The user role is currently overloaded by clients like Claude Code and Codex;
they inject system instructions
within role="user" blocks when using agents. AI Bridge applies a heuristic
of storing only the last prompt from a block of role="user" messages.
Note
AI Bridge cannot declare with certainty whether a request was human- or agent-initiated.
LLM reasoning capture
AI Bridge captures model reasoning and thinking content when available. Both Anthropic (extended thinking) and OpenAI (reasoning summaries) support this feature. Reasoning data gives auditors insight into why a tool was called, not just what was called.
Navigating the UI
Sessions list
The sessions page (http://<deployment-url>/aibridge/sessions) lists all sessions in
reverse-chronological order. Each row shows the last prompt, initiator, provider,
client, token usage, thread count, and timestamp.
Select one to view its full details.

Session detail
Click into a session to see a chronological causal chain of events.
Within a thread, each step shows token usage, tool call details (including arguments and MCP server URLs), duration, and any errors or warnings.

Conducting a forensic audit
When investigating an incident (policy violation, destructive action, etc.):
- Identify the session. Filter by user, time range, or client to find the relevant session.
- Locate the thread. Each thread in a session shows the (likely) human prompt that initiated the chain of actions.
- Trace the causal chain. Expand the thread to see every step in the agentic loop — each tool call and its arguments.
- Review model reasoning. If extended thinking was enabled, check the model's reasoning at each step to understand why specific tools were called.
- Assess attribution. The session identifies the human who initiated the action. Subsequent interceptions represent agent-driven actions that stem from that original prompt.
What we store
AI Bridge captures the following data from each request/response:
- Last user prompt
- Token usage
- Tool calls (requests only, not responses)

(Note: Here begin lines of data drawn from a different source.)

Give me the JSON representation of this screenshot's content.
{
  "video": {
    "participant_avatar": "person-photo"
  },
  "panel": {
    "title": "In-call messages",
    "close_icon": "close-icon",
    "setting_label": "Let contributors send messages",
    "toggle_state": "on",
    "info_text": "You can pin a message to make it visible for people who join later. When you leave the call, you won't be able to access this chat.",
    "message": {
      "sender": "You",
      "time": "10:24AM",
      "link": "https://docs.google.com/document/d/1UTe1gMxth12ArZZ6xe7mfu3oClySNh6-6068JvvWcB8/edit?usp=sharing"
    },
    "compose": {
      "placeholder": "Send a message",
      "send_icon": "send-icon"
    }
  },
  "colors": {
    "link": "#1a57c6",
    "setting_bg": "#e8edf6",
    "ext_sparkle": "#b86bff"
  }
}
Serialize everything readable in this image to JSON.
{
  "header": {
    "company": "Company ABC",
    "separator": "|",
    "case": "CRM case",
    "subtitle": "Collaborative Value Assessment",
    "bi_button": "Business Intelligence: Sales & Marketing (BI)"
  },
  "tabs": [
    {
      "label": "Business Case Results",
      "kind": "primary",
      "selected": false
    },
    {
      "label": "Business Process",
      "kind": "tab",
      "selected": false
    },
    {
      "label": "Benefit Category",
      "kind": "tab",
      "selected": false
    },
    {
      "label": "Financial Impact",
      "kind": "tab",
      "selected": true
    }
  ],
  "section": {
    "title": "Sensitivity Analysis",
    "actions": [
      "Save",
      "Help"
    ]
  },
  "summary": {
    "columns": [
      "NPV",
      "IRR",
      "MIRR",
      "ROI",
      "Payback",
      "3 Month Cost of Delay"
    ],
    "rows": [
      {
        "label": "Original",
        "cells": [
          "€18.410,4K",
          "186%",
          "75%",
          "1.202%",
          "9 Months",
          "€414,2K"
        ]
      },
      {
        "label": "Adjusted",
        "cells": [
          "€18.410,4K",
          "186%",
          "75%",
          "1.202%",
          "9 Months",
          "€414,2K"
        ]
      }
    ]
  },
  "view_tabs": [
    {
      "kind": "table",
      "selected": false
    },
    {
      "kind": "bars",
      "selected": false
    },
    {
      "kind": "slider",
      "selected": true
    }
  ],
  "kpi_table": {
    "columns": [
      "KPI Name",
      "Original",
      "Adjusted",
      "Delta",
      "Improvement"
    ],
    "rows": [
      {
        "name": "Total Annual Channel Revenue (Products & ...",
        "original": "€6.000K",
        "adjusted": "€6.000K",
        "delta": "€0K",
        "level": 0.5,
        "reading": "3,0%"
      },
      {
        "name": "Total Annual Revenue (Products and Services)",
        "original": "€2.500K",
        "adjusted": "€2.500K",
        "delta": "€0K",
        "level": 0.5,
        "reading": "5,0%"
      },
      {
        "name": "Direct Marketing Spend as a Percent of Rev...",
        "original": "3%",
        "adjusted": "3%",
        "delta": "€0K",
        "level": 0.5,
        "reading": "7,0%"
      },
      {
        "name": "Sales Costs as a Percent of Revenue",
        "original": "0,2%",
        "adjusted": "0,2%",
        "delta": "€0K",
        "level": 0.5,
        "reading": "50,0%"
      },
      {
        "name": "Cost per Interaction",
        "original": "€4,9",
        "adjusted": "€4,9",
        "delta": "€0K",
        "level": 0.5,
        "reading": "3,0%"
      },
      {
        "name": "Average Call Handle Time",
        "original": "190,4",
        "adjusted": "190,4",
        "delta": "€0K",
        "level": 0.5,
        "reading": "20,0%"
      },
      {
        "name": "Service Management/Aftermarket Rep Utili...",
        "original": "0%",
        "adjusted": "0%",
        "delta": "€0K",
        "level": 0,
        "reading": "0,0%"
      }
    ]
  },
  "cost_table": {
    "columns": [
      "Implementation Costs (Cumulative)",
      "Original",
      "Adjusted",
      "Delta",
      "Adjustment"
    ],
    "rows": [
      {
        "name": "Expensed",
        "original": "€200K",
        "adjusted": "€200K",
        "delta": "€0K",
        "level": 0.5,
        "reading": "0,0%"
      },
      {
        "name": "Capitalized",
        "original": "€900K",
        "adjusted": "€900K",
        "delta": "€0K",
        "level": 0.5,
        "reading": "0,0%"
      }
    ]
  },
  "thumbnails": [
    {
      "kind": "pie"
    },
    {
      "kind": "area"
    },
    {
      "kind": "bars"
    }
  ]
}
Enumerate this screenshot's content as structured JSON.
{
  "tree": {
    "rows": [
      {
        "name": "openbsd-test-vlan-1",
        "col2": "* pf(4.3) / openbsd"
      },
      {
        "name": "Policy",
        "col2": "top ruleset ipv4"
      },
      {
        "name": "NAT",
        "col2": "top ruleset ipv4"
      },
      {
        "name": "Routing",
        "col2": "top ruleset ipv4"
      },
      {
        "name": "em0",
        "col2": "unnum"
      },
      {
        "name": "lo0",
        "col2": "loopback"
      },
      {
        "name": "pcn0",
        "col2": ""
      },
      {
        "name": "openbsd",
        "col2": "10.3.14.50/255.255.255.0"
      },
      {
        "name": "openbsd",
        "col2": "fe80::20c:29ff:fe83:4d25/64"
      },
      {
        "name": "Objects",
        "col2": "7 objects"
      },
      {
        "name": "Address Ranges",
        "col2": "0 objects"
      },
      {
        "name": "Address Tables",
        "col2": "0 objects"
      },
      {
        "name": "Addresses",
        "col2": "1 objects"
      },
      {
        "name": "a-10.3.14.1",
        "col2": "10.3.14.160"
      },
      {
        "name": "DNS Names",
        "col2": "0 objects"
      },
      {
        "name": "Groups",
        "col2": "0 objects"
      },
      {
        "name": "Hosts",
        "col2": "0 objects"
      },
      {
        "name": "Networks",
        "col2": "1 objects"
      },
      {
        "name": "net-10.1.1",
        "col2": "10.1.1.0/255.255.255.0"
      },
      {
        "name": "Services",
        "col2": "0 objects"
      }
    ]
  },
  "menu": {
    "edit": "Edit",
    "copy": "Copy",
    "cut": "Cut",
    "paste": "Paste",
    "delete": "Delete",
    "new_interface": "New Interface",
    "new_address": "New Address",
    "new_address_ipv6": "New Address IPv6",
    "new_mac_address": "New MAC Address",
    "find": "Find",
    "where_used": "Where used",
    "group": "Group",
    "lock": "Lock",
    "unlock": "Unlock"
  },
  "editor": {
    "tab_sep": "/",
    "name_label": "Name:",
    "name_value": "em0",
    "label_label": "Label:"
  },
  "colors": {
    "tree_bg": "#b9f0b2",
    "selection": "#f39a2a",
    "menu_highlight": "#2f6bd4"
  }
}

- Responses may be very large, and generally have lower audit value than requests
- In future, we will support storing these results
- Model thinking/reasoning
Model-produced inference text is discarded, as generated text alone cannot affect external systems. The retention philosophy prioritizes:
- Human prompts — capture intent and detect policy violations or exfiltration attempts.
- Tool calls — record how agents interact with external systems, which is critical for understanding how incidents occurred. For example, an agent might delete and recreate a database because it lacks permissions to satisfy a human request to query a table.
- Model reasoning — preserve thinking content that explains why specific tools were invoked, distinguishing between human instruction and model misunderstanding as the root cause.
See data retention to configure how long session data is kept.